Some of these are a bit out-of-date. Sorry.
Douche of the Week Second Runner-Up … J. Cheney Mason
On July 5, America was surprised to hear the Casey Anthony not guilty verdict. Well, kinda guilty. Guilty of not telling the truth to the federal government but not guilty of killing her daughters. She’s a lying bitch but not a murder.
Anyway, right after the verdict, J. Cheney Mason, one of the — but not the MAIN — victorious lawyers for Anthony comes out and issues this statement to the media.
Well I hope this is a lesson for those of you who have indulged in media assassination for three years. Bias, prejudice, and incompetent talking heads saying what would be and how to be. I am disgusted by some of the lawyers that have done this. And I can tell you that my colleagues from coast to coast and border to border have condemned this whole process of lawyers getting on television and talking about cases that they don’t know a damn thing about and don’t have the experience to back up their words or the law to do it. Now you’ve learned a lesson.
Really, assbucket? You’re going to come out after you got the luckiest verdict since 1995 and puff out your chest like you’re the man?!? You threw up a Hail Mary and it worked. You shot a full-court buzzer beater and it went in. You got a hole-in-one after your ball hit three trees and a squirrel. You got LUCKY!
Lucky that the prosecuttion crapped the bed again. Lucky the body was so decomposed the police had no evidence. Lucky the real world doesn’t work like SVU or Bones where 3-D models of the killings can be made based off one hair folicule.
So don’t come out swinging your dick when A.) You weren’t the head lawyer, B.) Everyone agrees you got lucky, and C.) Your first name is a letter. That’s pretentious, and really douchy.
Douche of the Week Runner-Up … Park 12 Cobb Stadium Cinemas
I should have known that a small company-owned theater would be bad news. I should have known when I walked in and saw that the theater didn’t have stadium seating that there was going to be a problem. Hell, I should have known by its location in Cobb County this place was going to suck.
I was an idiot.
“Harry Potter and the Deathly Hallows Part 2.” Opening night. Only the biggest summer movie in years. Yet, in the middle of the movie, the theater got some unexpected special effects when the fire alarm started going off midway through the movie.
The best part? No one moved. Because it wasn’t the siren of the alarm, just the flashing strobe light. And it all happened during an action scene, so I, probably like most of the audience, thought it was part of the battle scene to have the strobe light going off. That would have been sweet.
But no, the movie stopped on a close-up of Daniel Radcliffe’s face. The lights came on, the employees ushered us out, and then back in. They told us the movie would start soon, then later said it wouldn’t. Then they handed out free passes to any movie at that theater … in COBB EFFING COUNTY!
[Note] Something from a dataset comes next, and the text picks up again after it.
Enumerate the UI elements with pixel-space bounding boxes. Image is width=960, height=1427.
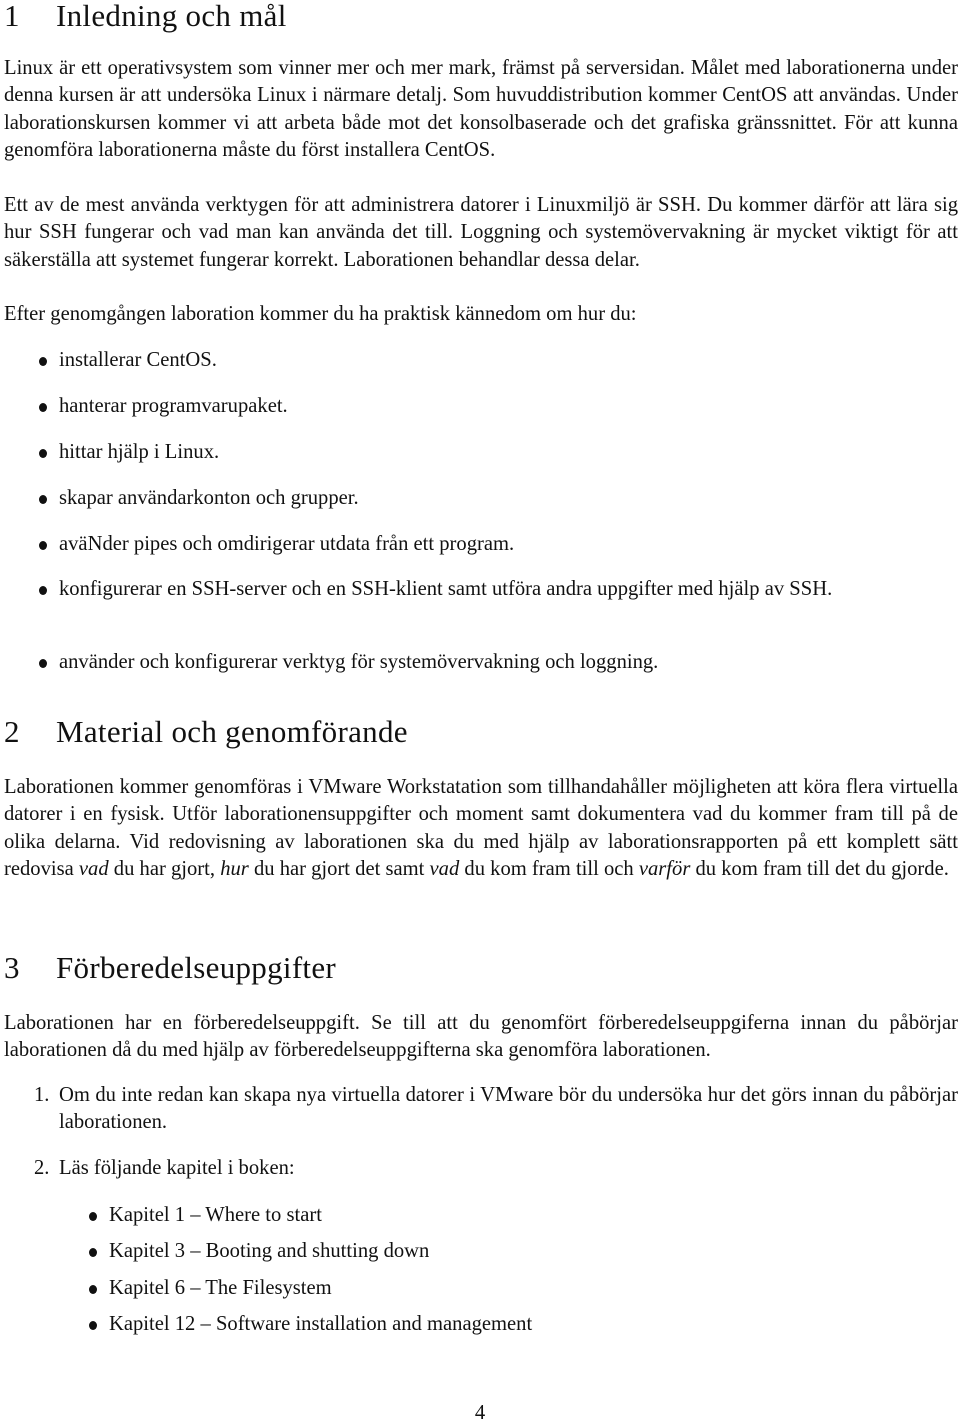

And the reason for the alarm? Not a fire, but a busted AC unit. Screw you, Park 12 Cobb Stadium Cinemas. Next time a fire alarm goes off, I hope it’s because someone set fire to you.
Douche of the Week … Me
This is my first post in more than two weeks, a sin in the blogging community. I apologize to my six faithful readers who expect better of me. I let you down, and for that I ask of your forgiveness.
Please know that I will do my best to keep this site updated as often as possible. I will write on weekends, birthdays, Christmas,
my wedding night. Whatever it takes to win back the trust of my readership.
Briantology would not be here without the tens of site views I get a month. I accept the Douche of the Week award with my head held low and a tear in my eye.
Forgive me, readers, for I have been lazy.